Alf that was the only link that worked for me. 
and I haven't used the link from google yet, I'm letting sleeping dogs lie.


----------



## SketchUp Guru

I'd give that rocker a try but I'd need more information that I can get from that little picture. If he wants me to draw it in SketchUp I'll need dimensions. Maybe he'd like to send me his plans. 

His challenge is pretty much worthless if he's asking his chair to be duplicated in SketchUp without providing the dimensions. I could give him a list of things to draw in his CAD program that he couldn't come close to completing unless I also provided him with the dimensions. :roll: 

None of that makes SketchUp unsuited to use by woodworkers as he seems to insinuate.

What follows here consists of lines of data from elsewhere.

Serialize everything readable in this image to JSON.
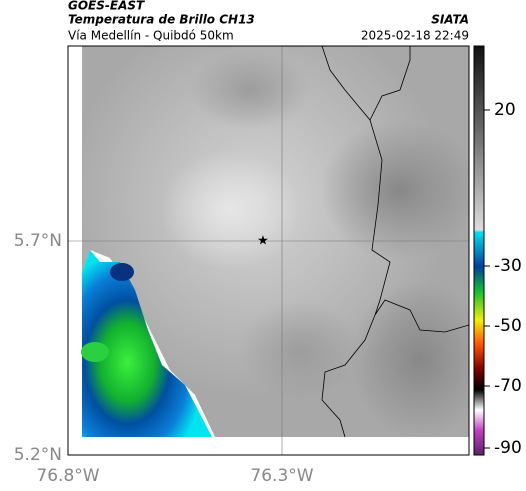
{
  "header": {
    "source": "GOES-EAST",
    "title": "Temperatura de Brillo CH13",
    "subtitle": "Vía Medellín - Quibdó 50km",
    "credit": "SIATA",
    "timestamp": "2025-02-18 22:49"
  },
  "map": {
    "lat_ticks": [
      "5.7°N",
      "5.2°N"
    ],
    "lon_ticks": [
      "76.8°W",
      "76.3°W"
    ]
  },
  "colorbar": {
    "ticks": [
      "20",
      "-30",
      "-50",
      "-70",
      "-90"
    ]
  }
}
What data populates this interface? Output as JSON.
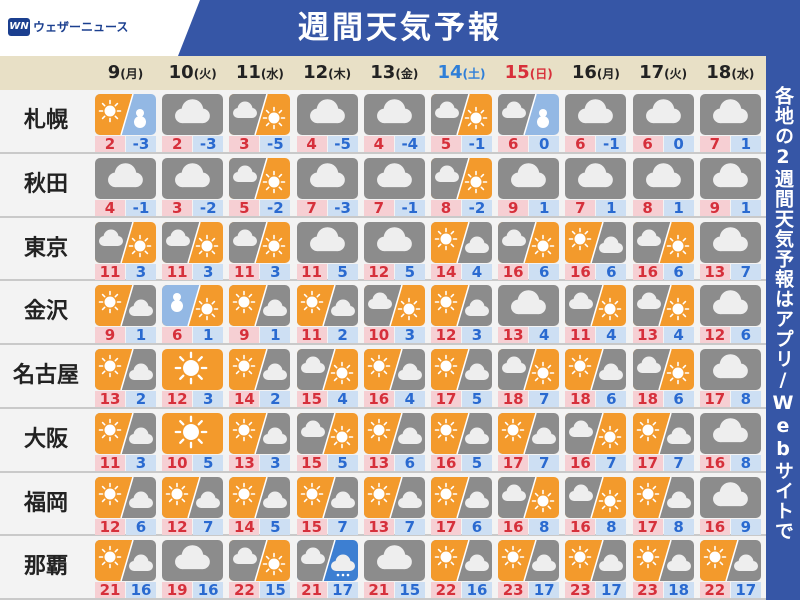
{
  "header": {
    "logo_mark": "WN",
    "logo": "ウェザーニュース",
    "title": "週間天気予報"
  },
  "side_note": "各地の2週間天気予報はアプリ/Webサイトで",
  "days": [
    {
      "date": "9",
      "weekday": "(月)",
      "color": "#222222"
    },
    {
      "date": "10",
      "weekday": "(火)",
      "color": "#222222"
    },
    {
      "date": "11",
      "weekday": "(水)",
      "color": "#222222"
    },
    {
      "date": "12",
      "weekday": "(木)",
      "color": "#222222"
    },
    {
      "date": "13",
      "weekday": "(金)",
      "color": "#222222"
    },
    {
      "date": "14",
      "weekday": "(土)",
      "color": "#2f7fd8"
    },
    {
      "date": "15",
      "weekday": "(日)",
      "color": "#d8303a"
    },
    {
      "date": "16",
      "weekday": "(月)",
      "color": "#222222"
    },
    {
      "date": "17",
      "weekday": "(火)",
      "color": "#222222"
    },
    {
      "date": "18",
      "weekday": "(水)",
      "color": "#222222"
    }
  ],
  "rows": [
    {
      "city": "札幌",
      "cells": [
        {
          "weather": "sun>snow",
          "high": 2,
          "low": -3
        },
        {
          "weather": "cloud",
          "high": 2,
          "low": -3
        },
        {
          "weather": "cloud>sun",
          "high": 3,
          "low": -5
        },
        {
          "weather": "cloud",
          "high": 4,
          "low": -5
        },
        {
          "weather": "cloud",
          "high": 4,
          "low": -4
        },
        {
          "weather": "cloud>sun",
          "high": 5,
          "low": -1
        },
        {
          "weather": "cloud>snow",
          "high": 6,
          "low": 0
        },
        {
          "weather": "cloud",
          "high": 6,
          "low": -1
        },
        {
          "weather": "cloud",
          "high": 6,
          "low": 0
        },
        {
          "weather": "cloud",
          "high": 7,
          "low": 1
        }
      ]
    },
    {
      "city": "秋田",
      "cells": [
        {
          "weather": "cloud",
          "high": 4,
          "low": -1
        },
        {
          "weather": "cloud",
          "high": 3,
          "low": -2
        },
        {
          "weather": "cloud>sun",
          "high": 5,
          "low": -2
        },
        {
          "weather": "cloud",
          "high": 7,
          "low": -3
        },
        {
          "weather": "cloud",
          "high": 7,
          "low": -1
        },
        {
          "weather": "cloud>sun",
          "high": 8,
          "low": -2
        },
        {
          "weather": "cloud",
          "high": 9,
          "low": 1
        },
        {
          "weather": "cloud",
          "high": 7,
          "low": 1
        },
        {
          "weather": "cloud",
          "high": 8,
          "low": 1
        },
        {
          "weather": "cloud",
          "high": 9,
          "low": 1
        }
      ]
    },
    {
      "city": "東京",
      "cells": [
        {
          "weather": "cloud>sun",
          "high": 11,
          "low": 3
        },
        {
          "weather": "cloud>sun",
          "high": 11,
          "low": 3
        },
        {
          "weather": "cloud>sun",
          "high": 11,
          "low": 3
        },
        {
          "weather": "cloud",
          "high": 11,
          "low": 5
        },
        {
          "weather": "cloud",
          "high": 12,
          "low": 5
        },
        {
          "weather": "sun>cloud",
          "high": 14,
          "low": 4
        },
        {
          "weather": "cloud>sun",
          "high": 16,
          "low": 6
        },
        {
          "weather": "sun>cloud",
          "high": 16,
          "low": 6
        },
        {
          "weather": "cloud>sun",
          "high": 16,
          "low": 6
        },
        {
          "weather": "cloud",
          "high": 13,
          "low": 7
        }
      ]
    },
    {
      "city": "金沢",
      "cells": [
        {
          "weather": "sun>cloud",
          "high": 9,
          "low": 1
        },
        {
          "weather": "snow>sun",
          "high": 6,
          "low": 1
        },
        {
          "weather": "sun>cloud",
          "high": 9,
          "low": 1
        },
        {
          "weather": "sun>cloud",
          "high": 11,
          "low": 2
        },
        {
          "weather": "cloud>sun",
          "high": 10,
          "low": 3
        },
        {
          "weather": "sun>cloud",
          "high": 12,
          "low": 3
        },
        {
          "weather": "cloud",
          "high": 13,
          "low": 4
        },
        {
          "weather": "cloud>sun",
          "high": 11,
          "low": 4
        },
        {
          "weather": "cloud>sun",
          "high": 13,
          "low": 4
        },
        {
          "weather": "cloud",
          "high": 12,
          "low": 6
        }
      ]
    },
    {
      "city": "名古屋",
      "cells": [
        {
          "weather": "sun>cloud",
          "high": 13,
          "low": 2
        },
        {
          "weather": "sun",
          "high": 12,
          "low": 3
        },
        {
          "weather": "sun>cloud",
          "high": 14,
          "low": 2
        },
        {
          "weather": "cloud>sun",
          "high": 15,
          "low": 4
        },
        {
          "weather": "sun>cloud",
          "high": 16,
          "low": 4
        },
        {
          "weather": "sun>cloud",
          "high": 17,
          "low": 5
        },
        {
          "weather": "cloud>sun",
          "high": 18,
          "low": 7
        },
        {
          "weather": "sun>cloud",
          "high": 18,
          "low": 6
        },
        {
          "weather": "cloud>sun",
          "high": 18,
          "low": 6
        },
        {
          "weather": "cloud",
          "high": 17,
          "low": 8
        }
      ]
    },
    {
      "city": "大阪",
      "cells": [
        {
          "weather": "sun>cloud",
          "high": 11,
          "low": 3
        },
        {
          "weather": "sun",
          "high": 10,
          "low": 5
        },
        {
          "weather": "sun>cloud",
          "high": 13,
          "low": 3
        },
        {
          "weather": "cloud>sun",
          "high": 15,
          "low": 5
        },
        {
          "weather": "sun>cloud",
          "high": 13,
          "low": 6
        },
        {
          "weather": "sun>cloud",
          "high": 16,
          "low": 5
        },
        {
          "weather": "sun>cloud",
          "high": 17,
          "low": 7
        },
        {
          "weather": "cloud>sun",
          "high": 16,
          "low": 7
        },
        {
          "weather": "sun>cloud",
          "high": 17,
          "low": 7
        },
        {
          "weather": "cloud",
          "high": 16,
          "low": 8
        }
      ]
    },
    {
      "city": "福岡",
      "cells": [
        {
          "weather": "sun>cloud",
          "high": 12,
          "low": 6
        },
        {
          "weather": "sun>cloud",
          "high": 12,
          "low": 7
        },
        {
          "weather": "sun>cloud",
          "high": 14,
          "low": 5
        },
        {
          "weather": "sun>cloud",
          "high": 15,
          "low": 7
        },
        {
          "weather": "sun>cloud",
          "high": 13,
          "low": 7
        },
        {
          "weather": "sun>cloud",
          "high": 17,
          "low": 6
        },
        {
          "weather": "cloud>sun",
          "high": 16,
          "low": 8
        },
        {
          "weather": "cloud>sun",
          "high": 16,
          "low": 8
        },
        {
          "weather": "sun>cloud",
          "high": 17,
          "low": 8
        },
        {
          "weather": "cloud",
          "high": 16,
          "low": 9
        }
      ]
    },
    {
      "city": "那覇",
      "cells": [
        {
          "weather": "sun>cloud",
          "high": 21,
          "low": 16
        },
        {
          "weather": "cloud",
          "high": 19,
          "low": 16
        },
        {
          "weather": "cloud>sun",
          "high": 22,
          "low": 15
        },
        {
          "weather": "cloud>rain",
          "high": 21,
          "low": 17
        },
        {
          "weather": "cloud",
          "high": 21,
          "low": 15
        },
        {
          "weather": "sun>cloud",
          "high": 22,
          "low": 16
        },
        {
          "weather": "sun>cloud",
          "high": 23,
          "low": 17
        },
        {
          "weather": "sun>cloud",
          "high": 23,
          "low": 17
        },
        {
          "weather": "sun>cloud",
          "high": 23,
          "low": 18
        },
        {
          "weather": "sun>cloud",
          "high": 22,
          "low": 17
        }
      ]
    }
  ]
}
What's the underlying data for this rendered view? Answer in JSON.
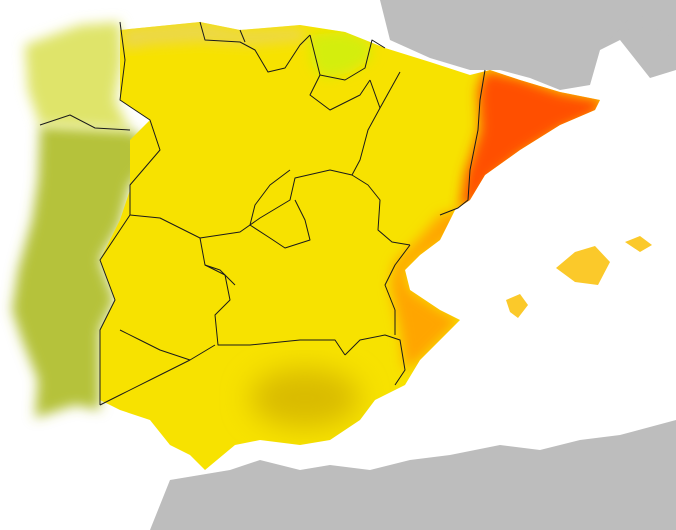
{
  "map": {
    "colors": {
      "sea": "#ffffff",
      "foreign_land": "#bdbdbd",
      "portugal_south": "#b5c23a",
      "portugal_north": "#dfe46a",
      "spain_base": "#f7e200",
      "andalusia_hotspot": "#d9bb00",
      "navarre": "#d4ee10",
      "basque_cantabria": "#ecd84a",
      "valencia": "#ffa500",
      "catalonia": "#ff5000",
      "balearic": "#fbc92a"
    }
  }
}
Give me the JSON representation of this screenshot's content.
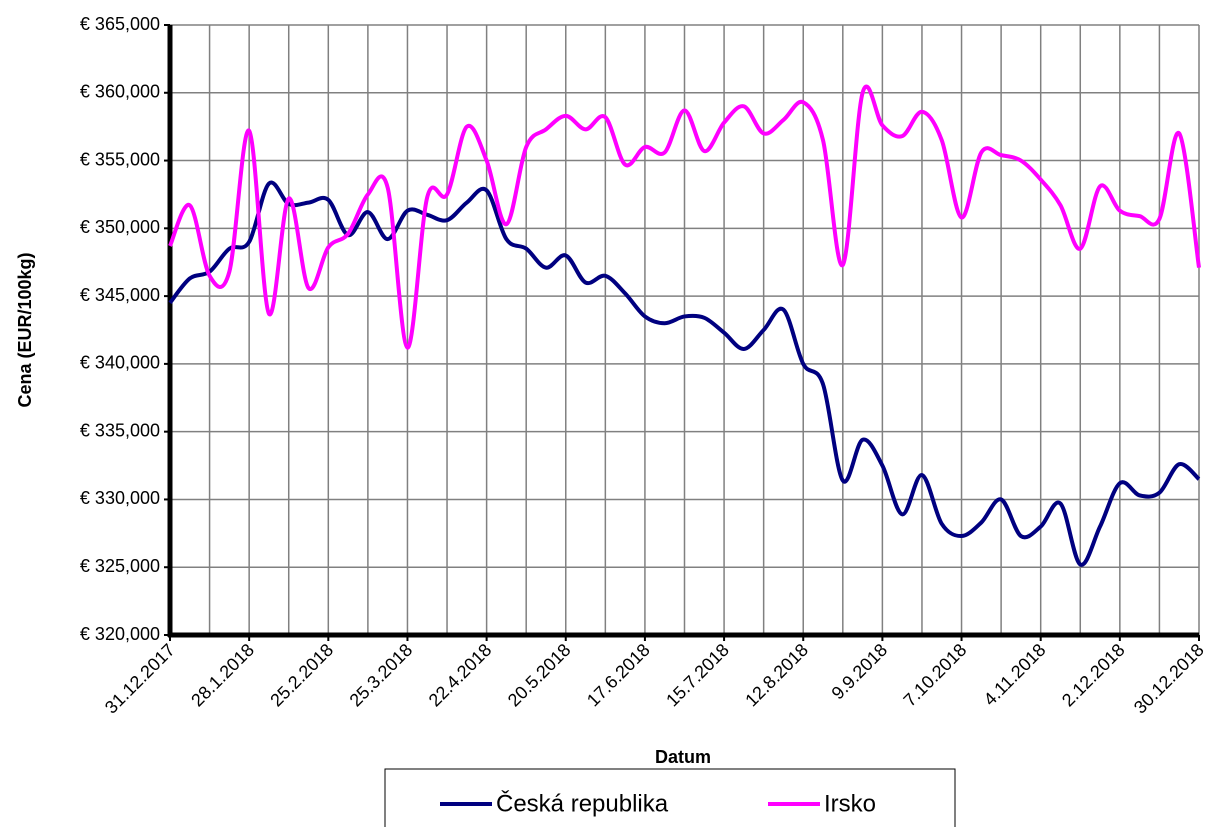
{
  "chart_data": {
    "type": "line",
    "x_label": "Datum",
    "y_label": "Cena (EUR/100kg)",
    "categories": [
      "31.12.2017",
      null,
      null,
      null,
      "28.1.2018",
      null,
      null,
      null,
      "25.2.2018",
      null,
      null,
      null,
      "25.3.2018",
      null,
      null,
      null,
      "22.4.2018",
      null,
      null,
      null,
      "20.5.2018",
      null,
      null,
      null,
      "17.6.2018",
      null,
      null,
      null,
      "15.7.2018",
      null,
      null,
      null,
      "12.8.2018",
      null,
      null,
      null,
      "9.9.2018",
      null,
      null,
      null,
      "7.10.2018",
      null,
      null,
      null,
      "4.11.2018",
      null,
      null,
      null,
      "2.12.2018",
      null,
      null,
      null,
      "30.12.2018"
    ],
    "series": [
      {
        "name": "Česká republika",
        "color": "#000080",
        "values": [
          344500,
          346300,
          346800,
          348500,
          349000,
          353300,
          351800,
          351900,
          352100,
          349500,
          351200,
          349200,
          351300,
          351000,
          350600,
          351900,
          352800,
          349200,
          348500,
          347100,
          348000,
          346000,
          346500,
          345200,
          343500,
          343000,
          343500,
          343400,
          342300,
          341100,
          342500,
          344000,
          340000,
          338500,
          331400,
          334400,
          332500,
          328900,
          331800,
          328200,
          327300,
          328300,
          330000,
          327300,
          328000,
          329700,
          325200,
          328000,
          331200,
          330300,
          330500,
          332600,
          331500
        ]
      },
      {
        "name": "Irsko",
        "color": "#ff00ff",
        "values": [
          348700,
          351700,
          346500,
          346800,
          357200,
          343700,
          352200,
          345600,
          348600,
          349600,
          352500,
          353000,
          341200,
          352300,
          352500,
          357500,
          355000,
          350300,
          356000,
          357300,
          358300,
          357300,
          358200,
          354700,
          356000,
          355600,
          358700,
          355700,
          357800,
          359000,
          357000,
          358000,
          359300,
          356500,
          347300,
          360000,
          357600,
          356800,
          358600,
          356500,
          350800,
          355600,
          355400,
          355000,
          353600,
          351700,
          348500,
          353100,
          351300,
          350900,
          350700,
          357000,
          347100
        ]
      }
    ],
    "ylim": [
      320000,
      365000
    ],
    "yticks": [
      {
        "value": 320000,
        "label": "€ 320,000"
      },
      {
        "value": 325000,
        "label": "€ 325,000"
      },
      {
        "value": 330000,
        "label": "€ 330,000"
      },
      {
        "value": 335000,
        "label": "€ 335,000"
      },
      {
        "value": 340000,
        "label": "€ 340,000"
      },
      {
        "value": 345000,
        "label": "€ 345,000"
      },
      {
        "value": 350000,
        "label": "€ 350,000"
      },
      {
        "value": 355000,
        "label": "€ 355,000"
      },
      {
        "value": 360000,
        "label": "€ 360,000"
      },
      {
        "value": 365000,
        "label": "€ 365,000"
      }
    ],
    "grid": true,
    "legend": "bottom"
  }
}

DW--I'm glad you got your download troubles straightened out.


----------



## devonwoody

Dave R
I'll ask Rocker to email you with his email address,(Rocker is an aquaintance of mine so I have his private address.)
or vicer verser.


----------



## Steve Maskery

Shady":2f3dol2h said:


> I reckon Steve could generate that rocker in about 10 minutes, if his 'insti-router' is any indication...



I wish!

Actually a rocker is on my wish list. My wife bought a garden steamer chair cheap at the end of last summer, with a view to having that in the garden, and a "proper" one made in ash for the lounge. But having used it, she reckons a rocker (our original plan) was the better option.

I've always liked Sam Maloof's chairs, though some are starting to look a bit dated now, and with the picture of the Australian one (Mr Dundas, I believe) and the guy who designed Chris's (whose name excapes me - Hal somebody?) I reckon I could come up with a pretty darned beautiful hybrid.

Getting it down on paper, however - now that is a real challenge. Especially, as Dave points out, without dimensional information. I have made attempts in the past at making Maloof-style backsplats like in my dining chairs, but the surface blends eluded me. I might have another go, now that I'm a bit more experienced in Sketchup.

As for time, that router took pretty much all day, but the bedroom chair only took me about 3 hours, once I'd decided on the actual curves (which I did in AutoCad).

The trouble with SketchUp is that it is positively addictive.

Cheers
Steve


----------



## Nick W

The problem with the chair is that it has lots of lovely curves, at which SU is not very good. As has been said before SU is not a full CAD system, and much more aimed at fast ... erm ... well ... _sketching _really. This is not to say that the chair can't be done (if I were to make such a statment I would no doubt be embarassed in short time by DaveR producing the model), but that in this case another piece of software would probably be more suitable/efficient (as hinted at by Steve's statment about using ACAD for his curves). But neither does it negate the fact that for the vast majority of the sort of work we do SU is one of the fastest and best tools to use.

So, assuming that while I've been writing this, Dave has posted the model, how long _did _it take Dave? :lol:


----------



## SketchUp Guru

Nick, sorry to disappoint but I've actually been working on a model for work instead. 

I do have some ideas about how to draw the rockers and the seat of that rocking chair but I won't bother to try drawing his chair unless the challenger supplies the dimensions.

In the meantime, take a look at this and then tell me that SketchUp doesn't do curves.


----------



## Steve Maskery

Dave that's fantastic! Can we please have a tutorial on it? No rush. Anytime in the next hour or so will do fine...
:lol: 
Cheers
Steve


----------



## SketchUp Guru

Steve, I don't have the files at work to give you a tutorial on that one. I actually cheated a bit and imported a 3D DXF file of the boat that was drawn in a hull design program. That said, I could have drawn the hull from scratch in SketchUp. Doing it as I did just saved a bit of time.

In this drawing of the pram I built as a cradle for my son (whose second birthday is today), I've made the hidden geometry visible so you can see the triangulation that is used to fill the faces. To draw a hull or something similar you just need to draw profiles at intervals down the length and then connect them. In the case of a boat those profiles are at "stations" and are basically cross sections of the hull at say every 12". the more stations and the more points along the profile you have, the smoother the curves appear. In the case of the sailing canoe there are many more points than on the pram. The pram is a hard chined boat though and the planks could be made of plywood. The canoe would be strip built and faired after strip planking is complete.






As far as the rest of the details on the canoe, it was rendered in Kerkythea witha single light source and no background. Actually pretty simple rendering.


----------